Rep. Knight said on a Friday morning radio talk show that his bill is not the same plan entered in court.
OTHER NEWS
Community College Board Appoints Jimmy H. Baker as Chancellor
The Alabama Community College System board of trustees voted this week to appoint acting chancellor and former state Finance Director Jimmy H. Baker as chancellor of the 24-school system effective April 1. Baker has served as acting chancellor for more than six months and will succeed Mark Heinrich, who retired after a prolonged complication with shingles kept him away from the job.
“Alabama has no greater asset than its community college system, and we are uniquely positioned to ensure our students have the skills they need to meet their goals,” Baker said. “We want to provide our students opportunities for success, whether they want to work toward a four-year degree, to get a good job, or to upgrade their skills.”
The system serves 185,000 students.
“Jimmy Baker has done a tremendous job of leading the system during the chancellor’s absence and has been far more than a place-holder,” said Al Thompson, the board’s vice chairman. “As we searched for a permanent replacement, we realized we could never find a chancellor who would be more experienced or prepared than Jimmy Baker.”
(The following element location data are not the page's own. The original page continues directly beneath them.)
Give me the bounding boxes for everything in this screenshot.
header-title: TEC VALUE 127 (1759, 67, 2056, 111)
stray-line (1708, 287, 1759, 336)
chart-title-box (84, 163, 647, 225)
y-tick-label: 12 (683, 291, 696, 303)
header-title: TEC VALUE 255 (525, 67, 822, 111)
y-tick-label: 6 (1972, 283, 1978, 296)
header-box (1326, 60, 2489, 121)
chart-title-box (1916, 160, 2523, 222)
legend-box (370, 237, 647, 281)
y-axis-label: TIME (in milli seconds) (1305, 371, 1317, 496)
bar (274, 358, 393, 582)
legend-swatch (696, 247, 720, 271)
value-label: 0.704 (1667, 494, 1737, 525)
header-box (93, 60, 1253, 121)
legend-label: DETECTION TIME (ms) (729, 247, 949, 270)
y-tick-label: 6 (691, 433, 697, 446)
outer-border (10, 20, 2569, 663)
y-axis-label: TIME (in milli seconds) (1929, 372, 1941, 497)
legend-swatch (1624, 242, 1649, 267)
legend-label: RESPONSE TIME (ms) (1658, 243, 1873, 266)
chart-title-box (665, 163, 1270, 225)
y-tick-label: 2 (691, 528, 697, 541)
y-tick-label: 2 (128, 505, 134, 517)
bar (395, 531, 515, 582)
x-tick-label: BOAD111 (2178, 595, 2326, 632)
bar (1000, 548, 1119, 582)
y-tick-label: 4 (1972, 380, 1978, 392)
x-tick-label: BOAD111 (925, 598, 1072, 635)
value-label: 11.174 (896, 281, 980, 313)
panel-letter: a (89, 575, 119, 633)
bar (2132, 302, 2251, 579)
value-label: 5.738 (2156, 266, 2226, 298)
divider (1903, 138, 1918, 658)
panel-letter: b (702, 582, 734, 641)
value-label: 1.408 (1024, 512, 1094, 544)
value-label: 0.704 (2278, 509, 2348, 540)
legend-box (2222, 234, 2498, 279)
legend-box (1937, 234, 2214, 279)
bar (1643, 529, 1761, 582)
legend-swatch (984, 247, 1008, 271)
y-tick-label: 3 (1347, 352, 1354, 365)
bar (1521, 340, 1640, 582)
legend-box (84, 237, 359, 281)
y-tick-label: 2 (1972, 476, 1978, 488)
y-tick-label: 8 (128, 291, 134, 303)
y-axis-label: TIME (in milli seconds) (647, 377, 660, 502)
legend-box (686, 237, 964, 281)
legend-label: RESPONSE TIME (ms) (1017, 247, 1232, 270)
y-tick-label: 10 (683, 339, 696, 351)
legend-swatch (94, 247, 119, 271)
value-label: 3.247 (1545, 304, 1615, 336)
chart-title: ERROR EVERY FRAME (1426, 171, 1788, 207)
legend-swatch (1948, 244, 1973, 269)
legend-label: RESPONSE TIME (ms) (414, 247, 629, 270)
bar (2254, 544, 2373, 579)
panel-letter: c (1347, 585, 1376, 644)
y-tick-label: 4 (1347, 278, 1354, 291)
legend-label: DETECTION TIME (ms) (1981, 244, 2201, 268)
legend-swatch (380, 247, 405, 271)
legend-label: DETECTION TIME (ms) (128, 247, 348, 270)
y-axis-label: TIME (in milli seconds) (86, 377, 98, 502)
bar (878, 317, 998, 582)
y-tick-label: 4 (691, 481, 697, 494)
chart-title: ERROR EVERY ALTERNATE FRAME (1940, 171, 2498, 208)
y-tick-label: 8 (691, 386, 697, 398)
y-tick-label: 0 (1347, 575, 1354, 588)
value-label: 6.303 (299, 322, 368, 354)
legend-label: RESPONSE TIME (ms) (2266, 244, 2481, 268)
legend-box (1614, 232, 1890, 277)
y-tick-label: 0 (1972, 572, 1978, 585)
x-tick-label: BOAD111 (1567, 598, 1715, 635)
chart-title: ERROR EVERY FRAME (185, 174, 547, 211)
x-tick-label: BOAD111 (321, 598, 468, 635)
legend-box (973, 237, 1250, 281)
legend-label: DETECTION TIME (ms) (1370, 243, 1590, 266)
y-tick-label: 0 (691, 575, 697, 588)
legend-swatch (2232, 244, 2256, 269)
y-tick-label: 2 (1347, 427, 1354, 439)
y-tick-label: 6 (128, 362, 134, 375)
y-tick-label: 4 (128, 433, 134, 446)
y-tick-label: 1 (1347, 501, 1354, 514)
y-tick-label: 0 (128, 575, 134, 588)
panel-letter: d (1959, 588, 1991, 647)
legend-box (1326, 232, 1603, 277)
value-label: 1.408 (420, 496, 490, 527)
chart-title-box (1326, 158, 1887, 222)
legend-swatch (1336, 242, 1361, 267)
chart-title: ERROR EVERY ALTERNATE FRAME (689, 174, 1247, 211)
Baker began his K-12 education career as a teacher and coach at Daleville High School. He was named school superintendent in Daleville and superintendent for Coffee County. As assistant superintendent for finance in the Alabama State Department of Education, Baker oversaw all budgets and financial reports for the Department of Education, local school systems, and the community college system.
He was state finance director from 1995 to 1999 under Gov. Fob James when he developed and secured passage of the Foundation Program to allocate school funds more fairly. Baker has private sector experience as president of the brokerage firm George M. Wood & Co. He also managed large-scale real estate developments and operated several private partnership businesses, including a medical evacuation company.
New House Member Takes Seat
House Speaker Mac McCutcheon, R-Monrovia, administered the oath of office to state Rep. Rolanda Hollis, D-Birmingham, who took her seat as the newest member on Tuesday.
Rep. Hollis won a special election for House District 58 on March 7 to succeed former Rep. Oliver Robinson, D-Birmingham, who retired last year.
Rep. Hollis is a real estate broker who plans to focus on sewer rates in Jefferson County, prison reform and education. She was endorsed by FarmPAC, a political action committee of the Alabama Farmers Federation, and defeated two Democratic challengers with 62 percent of the vote.